O Brasil ganhou a Copa das Nações com facilidade, o que também ocorreu no título do Sul-Americano Sub-20, no mesmo mês. Essa disparidade técnica também vai aparecer na Copa América?
A Copa América ganhou uma dimensão maior. Passa a ser a eliminatória da Copa do Mundo. Os times não vão jogar só pela Copa América, mas pelas vagas para o Mundial. As disputas devem ser mais acirradas. São quatro vagas por continente, e a gente tem bons candidatos. O êxito do Brasil tem que ser analisado não só sob o ponto de vista técnico, mas estratégico. O Brasil renovou muito a seleção para o Mundial de 2021. Dos 16 atletas que estavam no Mundial da Lituânia, 14 estavam indo pela primeira vez. Agora, a gente já tem essa renovação mais natural. As outras seleções, Colômbia, Paraguai, Peru e Venezuela, têm dificuldades de renovação porque o futsal não tem difusão dentro desses países. Em cada convocação, eu poderia convocar 14 jogadores diferentes dos que eu convoquei, mas aí se perderia o processo.
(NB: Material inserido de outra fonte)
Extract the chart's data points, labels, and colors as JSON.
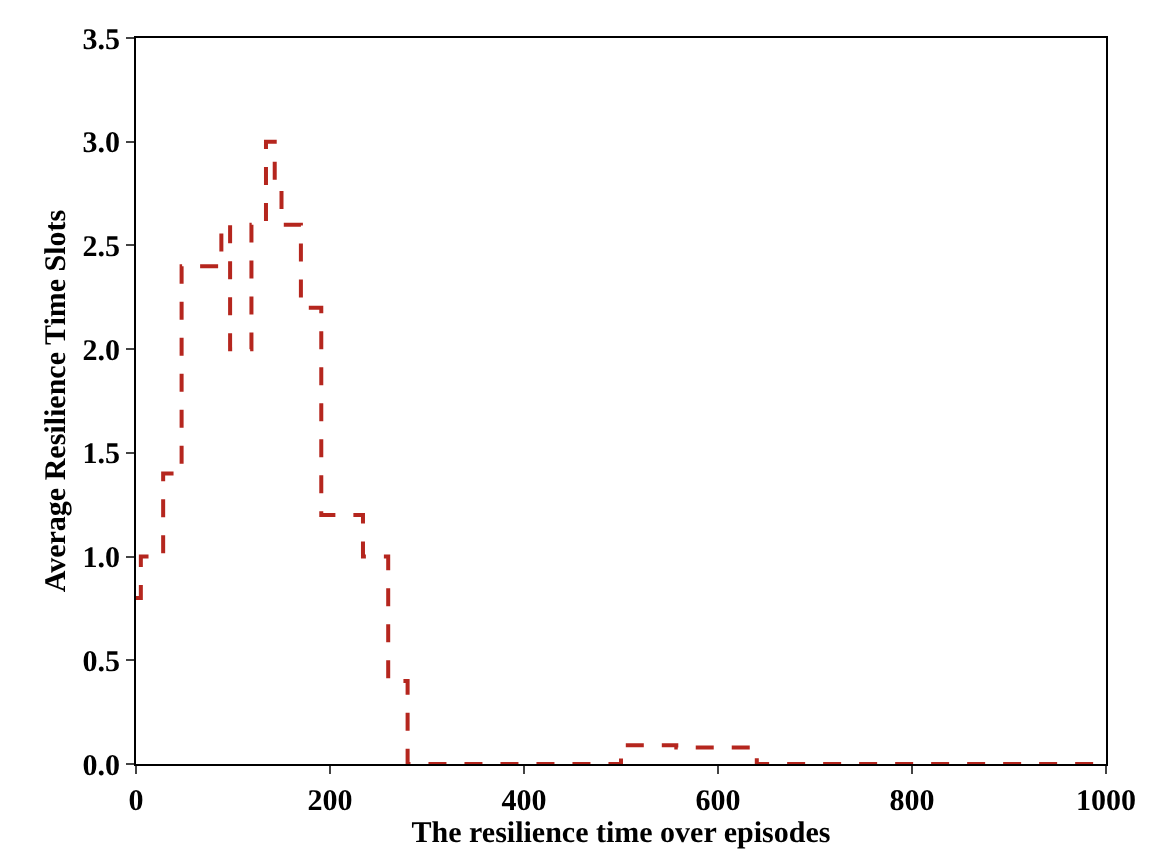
{
  "chart_data": {
    "type": "step",
    "xlabel": "The resilience time over episodes",
    "ylabel": "Average Resilience Time Slots",
    "x": [
      0,
      5,
      28,
      47,
      88,
      97,
      119,
      134,
      143,
      150,
      170,
      191,
      234,
      260,
      280,
      500,
      557,
      640,
      1000
    ],
    "series": [
      {
        "color": "#b5261e",
        "values": [
          0.8,
          1.0,
          1.4,
          2.4,
          2.6,
          2.0,
          2.6,
          3.0,
          2.8,
          2.6,
          2.2,
          1.2,
          1.0,
          0.4,
          0.0,
          0.09,
          0.08,
          0.0,
          0.0
        ]
      }
    ],
    "line_style": "dashed",
    "xlim": [
      0,
      1000
    ],
    "ylim": [
      0,
      3.5
    ],
    "xticks": [
      0,
      200,
      400,
      600,
      800,
      1000
    ],
    "yticks": [
      {
        "value": 0,
        "label": "0.0"
      },
      0.5,
      {
        "value": 1,
        "label": "1.0"
      },
      1.5,
      {
        "value": 2,
        "label": "2.0"
      },
      2.5,
      {
        "value": 3,
        "label": "3.0"
      },
      3.5
    ]
  }
}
A Argentina passa por certa dificuldade de renovação, mas fecha essa lacuna com muita preparação. Hoje, dentro da AFA (Asociación del Fútbol Argentino), existe um espaço do futsal, que nós não temos ainda no Brasil. Hoje, dentro da CBF, não temos quadra de futsal com piso de treinamento padrão Fifa. A nossa convocação é itinerante. Acontece onde vai ser o jogo. Quando se fala em alto rendimento, qualquer detalhe é detalhe. Como para um atleta de salto com vara, tem que saltar com vara de boa qualidade, se não, não vai conseguir performar.
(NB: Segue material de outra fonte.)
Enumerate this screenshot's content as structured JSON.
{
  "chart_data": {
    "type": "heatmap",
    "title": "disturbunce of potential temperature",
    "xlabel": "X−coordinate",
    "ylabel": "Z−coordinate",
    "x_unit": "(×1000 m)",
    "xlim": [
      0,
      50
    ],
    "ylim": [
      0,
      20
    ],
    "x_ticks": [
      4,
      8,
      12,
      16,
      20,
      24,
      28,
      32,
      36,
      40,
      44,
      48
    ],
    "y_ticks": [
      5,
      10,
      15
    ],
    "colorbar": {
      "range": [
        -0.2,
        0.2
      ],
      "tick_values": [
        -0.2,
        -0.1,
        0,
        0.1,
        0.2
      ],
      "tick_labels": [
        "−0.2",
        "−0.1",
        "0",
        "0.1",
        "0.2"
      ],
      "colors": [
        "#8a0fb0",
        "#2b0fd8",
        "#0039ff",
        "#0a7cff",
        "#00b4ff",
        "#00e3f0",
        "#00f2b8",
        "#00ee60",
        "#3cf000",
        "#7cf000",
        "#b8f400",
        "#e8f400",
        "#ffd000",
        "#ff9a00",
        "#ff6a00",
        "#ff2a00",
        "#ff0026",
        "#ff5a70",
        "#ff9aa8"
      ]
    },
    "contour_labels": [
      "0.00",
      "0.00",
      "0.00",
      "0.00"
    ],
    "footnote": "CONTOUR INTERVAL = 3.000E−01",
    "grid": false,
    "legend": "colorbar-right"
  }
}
A Argentina tem investido muito, principalmente na base, sub-17, sub-20. Eles pegam essas categorias jovens e fazem treinamentos toda a semana. Por isso, nós temos hoje, com a Argentina, embater muito disputados em todas as categorias. De um lado, tem uma equipe com grande potencial técnico de renovação, que é o Brasil, mas que não treina com tanta frequência. Do outro lado, a Argentina, que não tem tanto potencial técnico, mas que treina bastante. Acho que seriam as duas referências.
O que dizer sobre o Atlântico, time do Rio Grande do Sul que venceu a Liga Nacional de Futsal em 2023?
O Atlântico chegou com meritocracia. Vinha jogando muito bem a liga, muito solto, com um ar de que estava confiante para aquilo. Parabéns ao Atlântico porque perseverou, não baixou a guarda, fez um investimento importante em atletas que vinham se destacando em anos anteriores. Contratou um treinador fantástico. A carreira do Paulinha Sananduva merecia isso. Ele faz um trabalho brilhante há muito anos, em várias equipes, até pela forma que o time joga, muito ofensivo, muito confiante.